Онлайн книга «Масса и власть»

Cтраница 88

Так что в молчащем тайна не исчезает. Его уважают за то, что она жжет сильнее и сильнее, растет в нем, но не может вырваться наружу.

Молчание изолирует – молчащий более одинок, чем говорящий. Так ему приписывается власть отдельности. Он сторож сокровища, и сокровище в нем.

Молчание направлено против превращения. Его внутренний часовой не может покинуть свой пост. Молчащий может притворяться, но только очень грубо. Он может надеть какую-то маску, но ее и должен держаться. Текучесть превращения для него запретна. Слишком неопределенны его результаты, невозможно знать заранее, где и кем окажешься, отдавшись его потоку. Молчат обычно там, где превращение невозможно. В молчании обрываются все позывы к превращению. Между людьми все раскручивается благодаря речи, а в молчании костенеет.

У молчащего то преимущество, что его высказываний ждут. Они считаются весомыми. Они коротки и раздельны, тем самым приближаясь к приказу. Искусственно установленное отношение родового различия между тем, кто отдает приказ, и тем, кто его выслушивает, предполагает, что у них нет общего языка. Они не должны говорить друг с другом, как будто они не могут это делать. Фиктивное отсутствие понимания за рамками приказа должно сохраняться при всех обстоятельствах. Поэтому командующие, находясь при исполнении своих функций, молчат. Так образуется привычка ждать от того, кто молчит, если он заговорит, фраз, звучащих как приказания.

Сомнение и пренебрежение, которые вызывают относительно свободные формы правления, поскольку они не могут всерьез осуществлять властные функции, тесно связаны с отсутствием в них тайны. Дебаты в парламенте разыгрываются с участием многих сотен людей, в публичности их подлинный смысл. Провозглашаются и сопоставляются самые противоположные мнения. Даже заседания, объявленные закрытыми, по сути дела, не являются таковыми. Профессиональное любопытство прессы, финансовые интересы ведут к нарушениям секретности.

Считается, что сохранить тайну способен лишь один ее обладатель, в крайнем случае – вместе с маленькой группой зависимых от него подчиненных. Самое надежное, когда совет происходит в очень узком кругу, сформированном, исходя из соображений секретности, и под угрозой жесточайших санкций в случае предательства. Решение же лучше всего должно приниматься одним человеком. Он сам о нем не знает, пока оно не принято, а будучи принятым, как приказ, подлежит немедленному исполнению.

Уважение к диктатурам в значительной степени вызвано тем, что в них видят способность концентрации тайны, которая в демократиях разделяется и распыляется. Издевательски говорят, что в них все забалтывается. Каждый треплет языком, каждый вмешивается во что угодно, в результате ничего не происходит, потому что все всем известно заранее. Жалуются на недостаток политической воли, на самом же деле разочарование вызвано отсутствием тайны.

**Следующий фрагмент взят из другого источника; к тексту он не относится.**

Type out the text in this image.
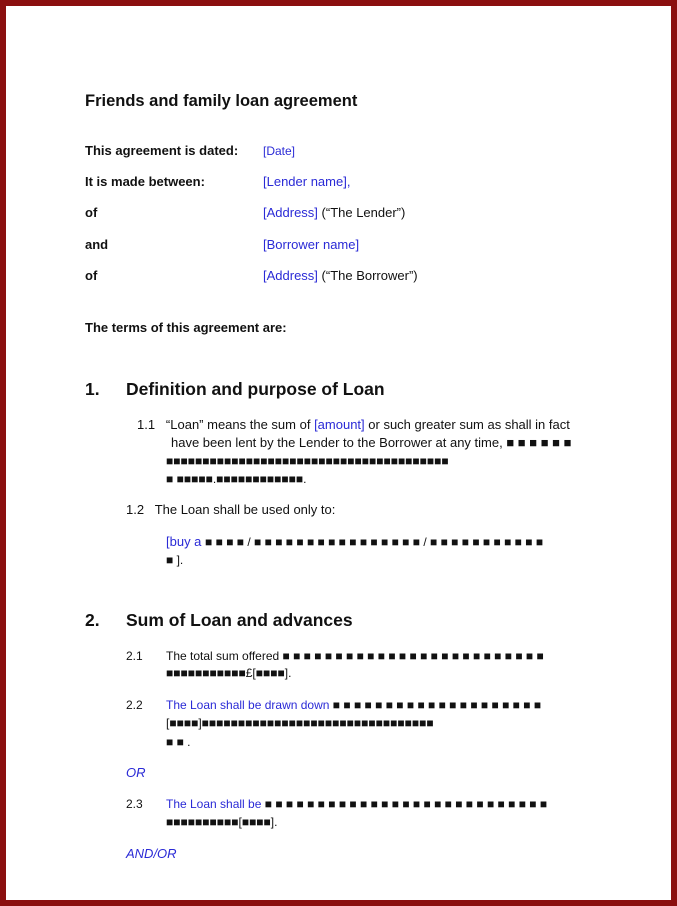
Friends and family loan agreement
This agreement is dated:	[Date]
It is made between:	[Lender name],
of	[Address] (“The Lender”)
and	[Borrower name]
of	[Address] (“The Borrower”)
The terms of this agreement are:
1. Definition and purpose of Loan
1.1 “Loan” means the sum of [amount] or such greater sum as shall in fact
have been lent by the Lender to the Borrower at any time, ■ ■ ■ ■ ■ ■
■■■■■■■■■■■■■■■■■■■■■■■■■■■■■■■■■■■■■■■
■ ■■■■■.■■■■■■■■■■■■.
1.2 The Loan shall be used only to:
[buy a ■ ■ ■ ■ / ■ ■ ■ ■ ■ ■ ■ ■ ■ ■ ■ ■ ■ ■ ■ ■ / ■ ■ ■ ■ ■ ■ ■ ■ ■ ■ ■
■ ].
2. Sum of Loan and advances
2.1 The total sum offered ■ ■ ■ ■ ■ ■ ■ ■ ■ ■ ■ ■ ■ ■ ■ ■ ■ ■ ■ ■ ■ ■ ■ ■ ■
■■■■■■■■■■■£[■■■■].
2.2 The Loan shall be drawn down ■ ■ ■ ■ ■ ■ ■ ■ ■ ■ ■ ■ ■ ■ ■ ■ ■ ■ ■ ■
[■■■■]■■■■■■■■■■■■■■■■■■■■■■■■■■■■■■■■
■ ■ .
OR
2.3 The Loan shall be ■ ■ ■ ■ ■ ■ ■ ■ ■ ■ ■ ■ ■ ■ ■ ■ ■ ■ ■ ■ ■ ■ ■ ■ ■ ■ ■
■■■■■■■■■■[■■■■].
AND/OR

Человек готов многое вынести, если беда тяжка и нежданна. Это своего рода рабский зуд – стремление очутиться в могучем желудке. Неизвестно, что произойдет, неизвестно когда, все равно хочется быть первым у входа в ад. Человек преданно ждет в страхе и в надежде оказаться избранной жертвой. Такое состояние можно считать апофеозом тайны. Все остальное посвящено ее возвеличению. И даже не важно, что произойдет, лишь бы это произошло внезапно и непреодолимо, как извержение вулкана.

Но концентрация тайн на одной стороне и в одних руках в конце концов фатальна как для ее обладателя, что само по себе не так важно, так и для всех, кого она касается, а это уже бесконечно важно. Любая тайна взрывоопасна, и внутреннее напряжение в ней постоянно растет. Ее замок – клятва – и есть то место, где она вновь и вновь открывается.

Сколь опасной может быть тайна, мы в состоянии полностью понять только сегодня. В разных сферах, которые только по внешности независимы друг от друга, она заряжается все большей властью. Едва лишь настоящий диктатор, против которого вел войну объединенный мир, умер, как тут же и воскрес в виде атомной бомбы – еще опаснее, чем прежде, и становясь еще опаснее в ее потомстве.

Концентрацию тайны можно описать как отношение числа тех, кого она касается, к числу тех, кто ее хранит. Исходя из этого определения, легко видеть, что наши современные технические тайны – самые концентрированные и самые опасные из всех, которые когда-либо существовали. Они касаются всех, а известны лишь ничтожному числу лиц, и всего лишь пять или десять человек решают, будут ли они применены.

Суждение и осуждение

Лучше всего начать с явления, всем хорошо знакомого, – радости от негативного суждения. Не раз мы слышали суждения типа: «плохая книга» или «плохая картина»; говорящий при этом делал многозначительную мину, будто высказал нечто содержательное. По лицу его видно, что сказано это с удовольствием. Форма высказывания обманчива, скоро в таких случаях происходит переход на личности: говорится «плохой писатель» или «плохой художник», и звучит это совсем как «плохой человек». Легко поймать знакомого, незнакомца, себя самого на такого рода фразах. Радость от негативного суждения очевидна.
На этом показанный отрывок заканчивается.